Third, be concise. Get to the point. Nothing is more tiresome for busy business leaders trying to synthesize the inputs they are receiving from multiple sources, than a long explanation of the legal reasoning behind your conclusion. Think and speak clearly. Nobody else is interested in your reasoning, let alone the law, although they will expect you to know it and you should be ready to explain it if that's needed to convince people you've thought things through carefully. 
 

Fourth, give solutions and options, within the law. You're not an in-house lawyer to hand down olympian pronouncements on what is and isn't allowed. Your job is to help crush your boss's and your company's objectives (see my post on ignoring some e-mails). You're supposed to be there to help. Offer alternatives - it shows you understand what people are trying to achieve and care about the outcome.

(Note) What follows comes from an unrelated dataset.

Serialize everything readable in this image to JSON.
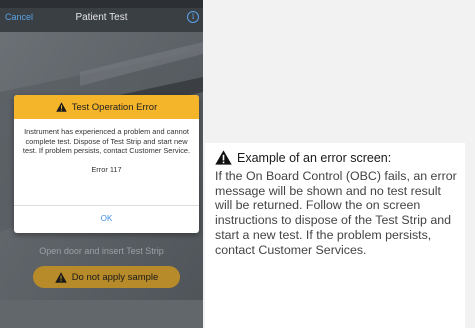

Fifth, act with integrity at all times. Don't forget your professional obligations to uphold certain standards. This doesn't need explanation to anyone who has trained and qualified as a lawyer. But remember, you need to be prepared to accept that there are some extreme circumstances in which you'd have to resign if you couldn't reconcile this obligation with what others are doing. 

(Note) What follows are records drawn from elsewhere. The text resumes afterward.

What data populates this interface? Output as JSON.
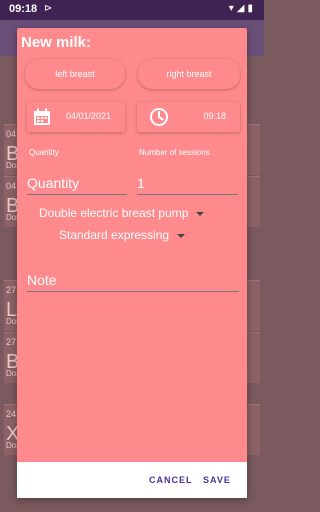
{
  "status": {
    "time": "09:18",
    "notif": "⊳"
  },
  "background_rows": [
    {
      "small": "04",
      "big": "B",
      "sub": "Dou"
    },
    {
      "small": "04",
      "big": "B",
      "sub": "Dou"
    },
    {
      "small": "27",
      "big": "L",
      "sub": "Dou"
    },
    {
      "small": "27",
      "big": "B",
      "sub": "Dou"
    },
    {
      "small": "24",
      "big": "X",
      "sub": "Dou"
    }
  ],
  "dialog": {
    "title": "New milk:",
    "left_breast": "left breast",
    "right_breast": "right breast",
    "date": "04/01/2021",
    "time": "09:18",
    "quantity_label": "Quantity",
    "sessions_label": "Number of sessions",
    "quantity_placeholder": "Quantity",
    "sessions_value": "1",
    "pump_selected": "Double electric breast pump",
    "mode_selected": "Standard expressing",
    "note_placeholder": "Note",
    "cancel": "CANCEL",
    "save": "SAVE"
  }
}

Sixth, develop yourself, your colleagues and your direct reports. Each of us has learned what we know because of the efforts of others to teach us. Never stop forcing yourself to learn new things and get better at what you're doing. Then put the same energy back into helping others do the same, whether they are colleagues or team members. You owe it to them to tell them how they are really doing and how they can get better. So, back to the title of the post - name the behaviour.

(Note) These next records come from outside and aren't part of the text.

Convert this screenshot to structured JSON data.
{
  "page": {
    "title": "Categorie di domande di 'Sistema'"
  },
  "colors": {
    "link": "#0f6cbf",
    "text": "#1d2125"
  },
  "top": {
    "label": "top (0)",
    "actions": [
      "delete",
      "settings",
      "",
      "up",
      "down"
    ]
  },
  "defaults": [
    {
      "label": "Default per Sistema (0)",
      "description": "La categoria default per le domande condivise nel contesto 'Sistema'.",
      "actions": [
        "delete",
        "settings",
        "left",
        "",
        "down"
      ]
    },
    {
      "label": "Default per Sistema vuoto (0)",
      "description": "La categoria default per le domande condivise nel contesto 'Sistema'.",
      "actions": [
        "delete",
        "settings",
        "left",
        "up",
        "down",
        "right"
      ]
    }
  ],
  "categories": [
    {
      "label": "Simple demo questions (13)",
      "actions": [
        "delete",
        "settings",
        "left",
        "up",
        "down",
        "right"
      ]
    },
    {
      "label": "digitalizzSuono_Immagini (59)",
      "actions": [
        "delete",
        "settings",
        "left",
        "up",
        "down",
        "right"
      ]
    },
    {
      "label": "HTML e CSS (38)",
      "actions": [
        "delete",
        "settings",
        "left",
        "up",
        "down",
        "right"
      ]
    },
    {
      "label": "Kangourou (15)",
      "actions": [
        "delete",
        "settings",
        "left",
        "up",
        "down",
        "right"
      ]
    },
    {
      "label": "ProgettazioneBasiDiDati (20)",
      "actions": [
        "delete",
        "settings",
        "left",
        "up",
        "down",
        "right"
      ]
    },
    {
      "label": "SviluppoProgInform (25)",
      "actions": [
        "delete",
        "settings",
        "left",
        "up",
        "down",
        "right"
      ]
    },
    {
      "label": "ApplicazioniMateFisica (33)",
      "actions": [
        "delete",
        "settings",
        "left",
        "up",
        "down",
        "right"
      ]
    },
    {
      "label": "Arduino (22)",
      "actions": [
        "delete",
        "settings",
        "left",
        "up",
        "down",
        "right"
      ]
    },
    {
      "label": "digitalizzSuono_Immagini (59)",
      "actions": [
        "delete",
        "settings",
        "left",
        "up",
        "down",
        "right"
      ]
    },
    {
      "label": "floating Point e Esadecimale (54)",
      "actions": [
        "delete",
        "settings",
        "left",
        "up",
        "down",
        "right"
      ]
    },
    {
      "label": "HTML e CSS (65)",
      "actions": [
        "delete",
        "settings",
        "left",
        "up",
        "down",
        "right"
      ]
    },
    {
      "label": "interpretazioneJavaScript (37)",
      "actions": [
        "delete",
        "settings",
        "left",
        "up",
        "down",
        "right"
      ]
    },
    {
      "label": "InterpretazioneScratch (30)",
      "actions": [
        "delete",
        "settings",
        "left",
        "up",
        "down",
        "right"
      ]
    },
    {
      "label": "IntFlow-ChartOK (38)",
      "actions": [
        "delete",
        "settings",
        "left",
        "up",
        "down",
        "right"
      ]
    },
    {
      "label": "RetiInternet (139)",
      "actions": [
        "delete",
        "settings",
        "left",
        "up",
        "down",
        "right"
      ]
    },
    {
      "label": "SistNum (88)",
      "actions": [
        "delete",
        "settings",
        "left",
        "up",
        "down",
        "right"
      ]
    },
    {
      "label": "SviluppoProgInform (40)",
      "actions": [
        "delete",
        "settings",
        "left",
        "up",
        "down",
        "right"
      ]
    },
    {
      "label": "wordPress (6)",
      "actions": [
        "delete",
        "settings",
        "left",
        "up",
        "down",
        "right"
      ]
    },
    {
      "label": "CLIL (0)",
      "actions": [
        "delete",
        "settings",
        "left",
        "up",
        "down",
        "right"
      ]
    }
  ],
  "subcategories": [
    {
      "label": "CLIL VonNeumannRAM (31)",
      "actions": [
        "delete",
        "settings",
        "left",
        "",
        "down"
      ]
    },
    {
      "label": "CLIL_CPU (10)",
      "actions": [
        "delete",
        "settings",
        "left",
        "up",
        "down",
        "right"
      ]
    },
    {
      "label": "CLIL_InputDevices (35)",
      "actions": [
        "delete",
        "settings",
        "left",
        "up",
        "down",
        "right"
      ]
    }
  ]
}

----------------------------
Postscript: I've received some interesting comments about other behaviours which help in-housers to succeed. For those interested in further reading on this topic, I recommend the Reebok Rules, published in the ACCA Docket in 1992 (http://bit.ly/fjPAWM).
----------------------------
Next time, I'm going in a different direction, looking at everything from LPOs to the law firm business model. The topic will be "What's the shape of the legal department in five years from now?"

3 comments:

  1. To this list I'd suggest adding: Be good at networking.
    To be effective, in house lawyers need to be approachable, and get to know people across the business in other departments. If you are known to people they are much more likely to raise questions with you at a time when you can prevent problems, rather than having to pick up the pieces when it blows up.

    ReplyDelete
  2. Like it - all good points, and ditto for Shireen's comment. On the fourth point, I would say that the solutions and options will come easier if one understands the financial, technical, operational, market (etc) factors affecting the issue at hand. That's what I would call commercial awareness, for what it's worth.

    ReplyDelete
  3. Surely these points are just as applicable to a lawyer in private practice? Good list though.

    However, on the "name the behaviour" point, the problem is that sometimes people draw the wrong conclusions from certain behaviour. Lateness might equal arrogance or it could just mean a person is disorganised. Or Spanish.

    Equally, you can end up with a situation where people conform to a type of behaviour in order to project a certain image. For example, I think it is the mark of a confident lawyer to tell a client (or colleague) he has not got a clue what the client is talking about, rather than pretending to understand everything perfectly.